Tom Ricketts Says Wrigley Field Tax Credits Won’t Help Baseball Budget

Wrigley Field was added to the National Register of Historic Places last week, a long-awaited move that made the Ricketts family eligible for massive tax credits. According to the National Park Service website, a 20% income tax credit is available for the rehabilitation of historic, income-producing buildings as long as that work complies with certain standards. That the Cubs were able to meet those criteria despite sweeping changes to the ballpark is a testament to the meticulous work put in by former VP of Restoration and Expansion Carl Rice and his crew.

The exact value of those credits obviously isn’t public knowledge, but team spokesman Julian Green said last year that they were expected to fall between $100-125 million. That would be in keeping with the original renovation estimate of $500 million, though Tom Ricketts admitted last December that the actual cost ended up being “around 100%” over budget.

But if you were hoping that any of this would free up a little room for Jed Hoyer to operate this winter, the Cubs chairman burst your bubble Monday.

“Unfortunately, no, the historic tax credits will not have an impact in any way on our baseball budget,” Ricketts explained. “It was all part of the stadium redesign financing plan that has played out for the last seven years and it doesn’t have any current impact for us. So I wish I could get tax credits and give them to baseball players, but I can’t.”

While I doubt very much that Ricketts would in fact be happy to hand over any sudden windfall to players, it’s not as though we’re talking about the federal government showing up to Wrigley with wheelbarrows full of money. This stuff is all tied up in tax forms and balance sheets, with numbers being pushed around to the benefit of a few people who employ highly-paid accountants.



In the end, though, it’s another example for a lot of fans of how ownership is using the venerable ballpark as a centerpiece around which to construct a real estate empire.

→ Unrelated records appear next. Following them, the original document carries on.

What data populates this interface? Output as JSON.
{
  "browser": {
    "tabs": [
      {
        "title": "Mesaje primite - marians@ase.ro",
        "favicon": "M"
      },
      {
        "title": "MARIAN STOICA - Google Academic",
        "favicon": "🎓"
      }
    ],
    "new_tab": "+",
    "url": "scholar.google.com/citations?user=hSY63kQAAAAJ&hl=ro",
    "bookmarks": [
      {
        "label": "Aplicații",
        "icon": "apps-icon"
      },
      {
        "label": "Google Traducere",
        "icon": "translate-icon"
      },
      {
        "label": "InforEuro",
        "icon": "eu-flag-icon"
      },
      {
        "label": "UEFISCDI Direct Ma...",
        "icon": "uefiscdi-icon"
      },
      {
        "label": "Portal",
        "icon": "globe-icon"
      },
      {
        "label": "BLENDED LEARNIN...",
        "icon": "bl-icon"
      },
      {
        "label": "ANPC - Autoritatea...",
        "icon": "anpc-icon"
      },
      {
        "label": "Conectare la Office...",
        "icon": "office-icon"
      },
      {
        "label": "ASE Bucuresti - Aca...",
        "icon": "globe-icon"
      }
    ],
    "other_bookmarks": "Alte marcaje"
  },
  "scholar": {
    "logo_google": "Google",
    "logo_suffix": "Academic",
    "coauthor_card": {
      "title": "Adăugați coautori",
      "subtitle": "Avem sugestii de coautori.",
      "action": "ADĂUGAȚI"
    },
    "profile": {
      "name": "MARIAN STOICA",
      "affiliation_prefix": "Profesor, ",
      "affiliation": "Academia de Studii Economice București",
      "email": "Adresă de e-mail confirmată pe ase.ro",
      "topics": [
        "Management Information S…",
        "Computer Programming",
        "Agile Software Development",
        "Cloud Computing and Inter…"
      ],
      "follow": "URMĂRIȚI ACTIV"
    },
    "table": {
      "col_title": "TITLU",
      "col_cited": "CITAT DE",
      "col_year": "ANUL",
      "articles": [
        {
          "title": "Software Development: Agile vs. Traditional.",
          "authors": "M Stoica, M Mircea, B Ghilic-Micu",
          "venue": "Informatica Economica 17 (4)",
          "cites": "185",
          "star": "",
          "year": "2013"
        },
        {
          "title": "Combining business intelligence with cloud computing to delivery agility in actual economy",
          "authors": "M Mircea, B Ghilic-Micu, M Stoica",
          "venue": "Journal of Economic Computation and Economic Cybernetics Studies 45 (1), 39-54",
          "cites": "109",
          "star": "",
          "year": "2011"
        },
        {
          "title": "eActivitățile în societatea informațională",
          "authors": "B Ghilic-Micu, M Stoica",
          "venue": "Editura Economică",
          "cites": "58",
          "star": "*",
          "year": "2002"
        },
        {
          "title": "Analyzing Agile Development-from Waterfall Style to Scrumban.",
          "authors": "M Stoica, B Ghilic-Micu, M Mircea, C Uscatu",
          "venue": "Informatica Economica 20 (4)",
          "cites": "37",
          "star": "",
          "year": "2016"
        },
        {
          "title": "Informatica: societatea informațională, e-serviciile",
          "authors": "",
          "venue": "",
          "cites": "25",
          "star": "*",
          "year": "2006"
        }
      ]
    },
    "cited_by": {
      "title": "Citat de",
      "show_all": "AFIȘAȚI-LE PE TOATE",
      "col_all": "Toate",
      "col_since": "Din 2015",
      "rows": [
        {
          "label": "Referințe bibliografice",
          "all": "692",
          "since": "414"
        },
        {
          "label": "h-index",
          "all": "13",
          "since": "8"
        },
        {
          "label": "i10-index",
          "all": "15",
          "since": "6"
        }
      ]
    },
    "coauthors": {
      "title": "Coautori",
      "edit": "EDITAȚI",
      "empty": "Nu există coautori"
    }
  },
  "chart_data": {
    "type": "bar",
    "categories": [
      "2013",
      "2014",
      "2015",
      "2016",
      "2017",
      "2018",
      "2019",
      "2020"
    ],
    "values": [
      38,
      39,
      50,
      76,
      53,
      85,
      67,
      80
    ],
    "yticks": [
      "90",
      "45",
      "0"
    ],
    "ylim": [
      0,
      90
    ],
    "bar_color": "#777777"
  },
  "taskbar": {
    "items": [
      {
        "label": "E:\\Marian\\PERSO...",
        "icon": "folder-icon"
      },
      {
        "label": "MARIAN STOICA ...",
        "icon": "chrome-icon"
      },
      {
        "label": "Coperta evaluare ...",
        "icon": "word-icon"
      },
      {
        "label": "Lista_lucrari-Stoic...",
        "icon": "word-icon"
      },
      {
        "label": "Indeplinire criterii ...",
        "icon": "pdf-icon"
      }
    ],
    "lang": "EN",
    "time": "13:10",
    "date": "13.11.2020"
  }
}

That was the purpose of Hickory Street Capital, a Ricketts-owned company that has since rebranded as Marquee Development and that was initially described as being wholly separate from the Cubs organization.

But as Crane Kenney, the team’s president of business operations, explained during a panel at Cubs Convention in 2019, the relationship between the entities may be more than symbiotic. So if the revenue generated by ancillary Ricketts-owned business has the potential to increase the baseball budget, doesn’t it follow that losses by those same businesses would have a negative impact on the budget? I might just be swimming way out of my depth here, but that all seems to make sense.

Not that any of it matters since the budget is what it is and no amount of hand-wringing or pearl-clutching from me or anyone else will change that.